Supreme Court of India

Supreme Court of India. Photo: Pinakpani/CC BY-SA 4.0.

The affidavit then goes on to advise petitioners to “practice tolerance to the views of others” while adding that the fundamental freedom of speech could not be suppressed unless it threatened “community interests”.

Senior lawyer Kapil Sibal, appearing for the petitioners, questioned the reading of the Delhi Police, asking if the Delhi Police was of the opinion that a call to “kill” was reasonable as long as it saved the “ethics of the community”.

“In the speech in question, they say, ‘We are ready to kill’! And the Delhi Police say it is to ‘save the ethics of the community?’ Your Lordships may fix it for hearing and decide what constitutionally ethics are…,” LiveLaw.in quoted Sibal as saying.

At this juncture, the bench asked additional solicitor general K.M. Nataraj, appearing for the police, if any senior officer had vetted the contents of the affidavit before it was presented in the court.

“Some superior officer has seen it? Who has verified it? Has there been an application of mind as to if this stand can be taken on affidavit before the court? This affidavit is filed by the deputy commissioner of police? He accepts this position?”

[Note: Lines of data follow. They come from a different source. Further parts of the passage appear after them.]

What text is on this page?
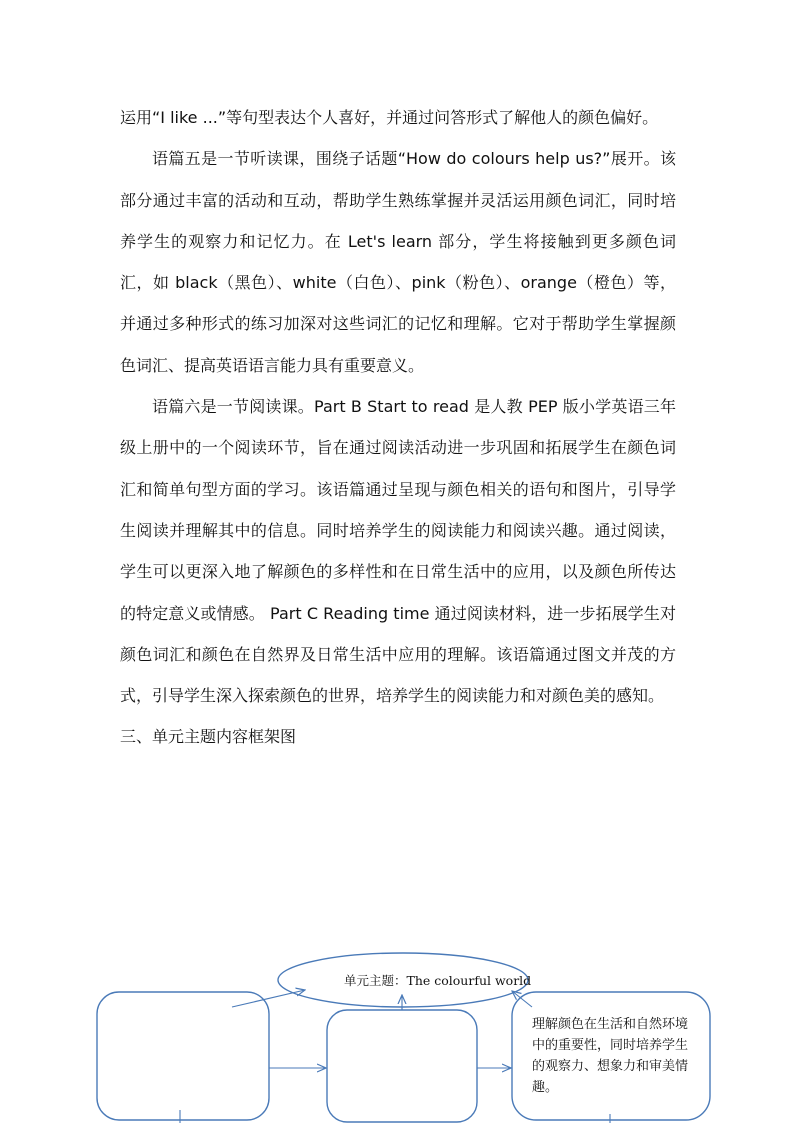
运用“I like ...”等句型表达个人喜好，并通过问答形式了解他人的颜色偏好。

语篇五是一节听读课，围绕子话题“How do colours help us?”展开。该部分通过丰富的活动和互动，帮助学生熟练掌握并灵活运用颜色词汇，同时培养学生的观察力和记忆力。在 Let's learn 部分，学生将接触到更多颜色词汇，如 black（黑色）、white（白色）、pink（粉色）、orange（橙色）等，并通过多种形式的练习加深对这些词汇的记忆和理解。它对于帮助学生掌握颜色词汇、提高英语语言能力具有重要意义。

语篇六是一节阅读课。Part B Start to read 是人教 PEP 版小学英语三年级上册中的一个阅读环节，旨在通过阅读活动进一步巩固和拓展学生在颜色词汇和简单句型方面的学习。该语篇通过呈现与颜色相关的语句和图片，引导学生阅读并理解其中的信息。同时培养学生的阅读能力和阅读兴趣。通过阅读，学生可以更深入地了解颜色的多样性和在日常生活中的应用，以及颜色所传达的特定意义或情感。 Part C Reading time 通过阅读材料，进一步拓展学生对颜色词汇和颜色在自然界及日常生活中应用的理解。该语篇通过图文并茂的方式，引导学生深入探索颜色的世界，培养学生的阅读能力和对颜色美的感知。

三、单元主题内容框架图

单元主题：The colourful world
理解颜色在生活和自然环境中的重要性，同时培养学生的观察力、想象力和审美情趣。
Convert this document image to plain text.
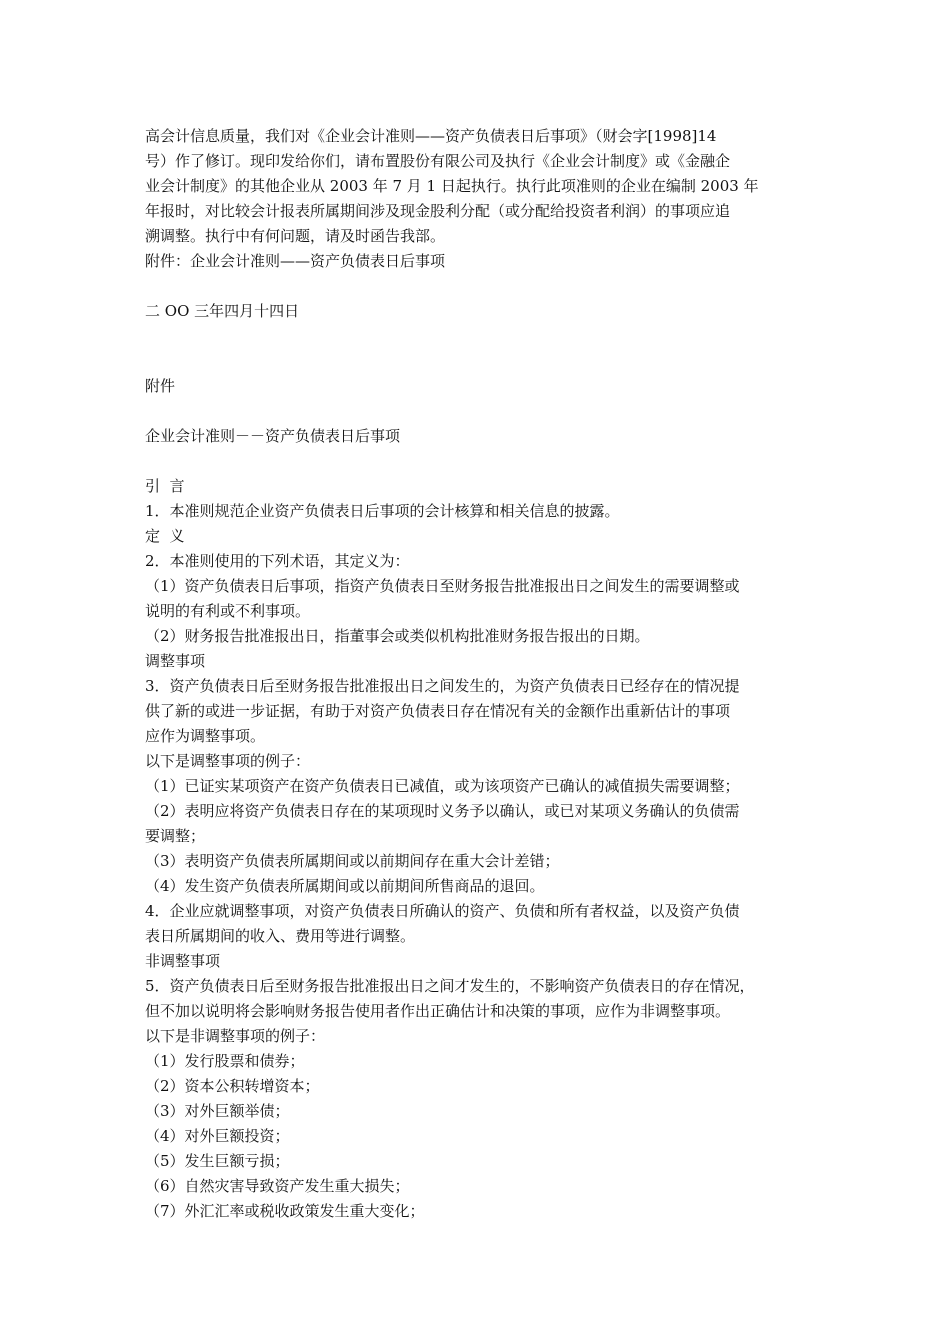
高会计信息质量，我们对《企业会计准则——资产负债表日后事项》（财会字[1998]14
号）作了修订。现印发给你们，请布置股份有限公司及执行《企业会计制度》或《金融企
业会计制度》的其他企业从 2003 年 7 月 1 日起执行。执行此项准则的企业在编制 2003 年
年报时，对比较会计报表所属期间涉及现金股利分配（或分配给投资者利润）的事项应追
溯调整。执行中有何问题，请及时函告我部。
附件：企业会计准则——资产负债表日后事项
二 OO 三年四月十四日
附件
企业会计准则－－资产负债表日后事项
引  言
1．本准则规范企业资产负债表日后事项的会计核算和相关信息的披露。
定  义
2．本准则使用的下列术语，其定义为：
（1）资产负债表日后事项，指资产负债表日至财务报告批准报出日之间发生的需要调整或
说明的有利或不利事项。
（2）财务报告批准报出日，指董事会或类似机构批准财务报告报出的日期。
调整事项
3．资产负债表日后至财务报告批准报出日之间发生的，为资产负债表日已经存在的情况提
供了新的或进一步证据，有助于对资产负债表日存在情况有关的金额作出重新估计的事项
应作为调整事项。
以下是调整事项的例子：
（1）已证实某项资产在资产负债表日已减值，或为该项资产已确认的减值损失需要调整；
（2）表明应将资产负债表日存在的某项现时义务予以确认，或已对某项义务确认的负债需
要调整；
（3）表明资产负债表所属期间或以前期间存在重大会计差错；
（4）发生资产负债表所属期间或以前期间所售商品的退回。
4．企业应就调整事项，对资产负债表日所确认的资产、负债和所有者权益，以及资产负债
表日所属期间的收入、费用等进行调整。
非调整事项
5．资产负债表日后至财务报告批准报出日之间才发生的，不影响资产负债表日的存在情况，
但不加以说明将会影响财务报告使用者作出正确估计和决策的事项，应作为非调整事项。
以下是非调整事项的例子：
（1）发行股票和债券；
（2）资本公积转增资本；
（3）对外巨额举债；
（4）对外巨额投资；
（5）发生巨额亏损；
（6）自然灾害导致资产发生重大损失；
（7）外汇汇率或税收政策发生重大变化；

Is this his understanding or only a reproduction of the IO’s [Investigating Officer’s] report? We want to understand from you the affidavit filed before this court by the deputy commissioner of police, a senior officer. We hope that he understands the nuances as also the other aspects…,” Justice A. M. Khanwilkar told ASG Nataraj.

To this, Natraj responded by saying, “We will have a relook and file a fresh affidavit.”

The bench ordered Delhi Police to submit its fresh affidavit before May 4 and posted the matter for hearing on May 9.

As far as the Haridwar Dharma Sansad event is concerned, the apex court sought a status report from the Uttarakhand government on the probe into the Haridwar speech cases last week. To this, the counsel appearing for the Uttarakhand government submitted that the investigation into the cases was complete, and charge-sheets were filed.  The Uttarakhand government counsel questioned the locus standi of the petitioners.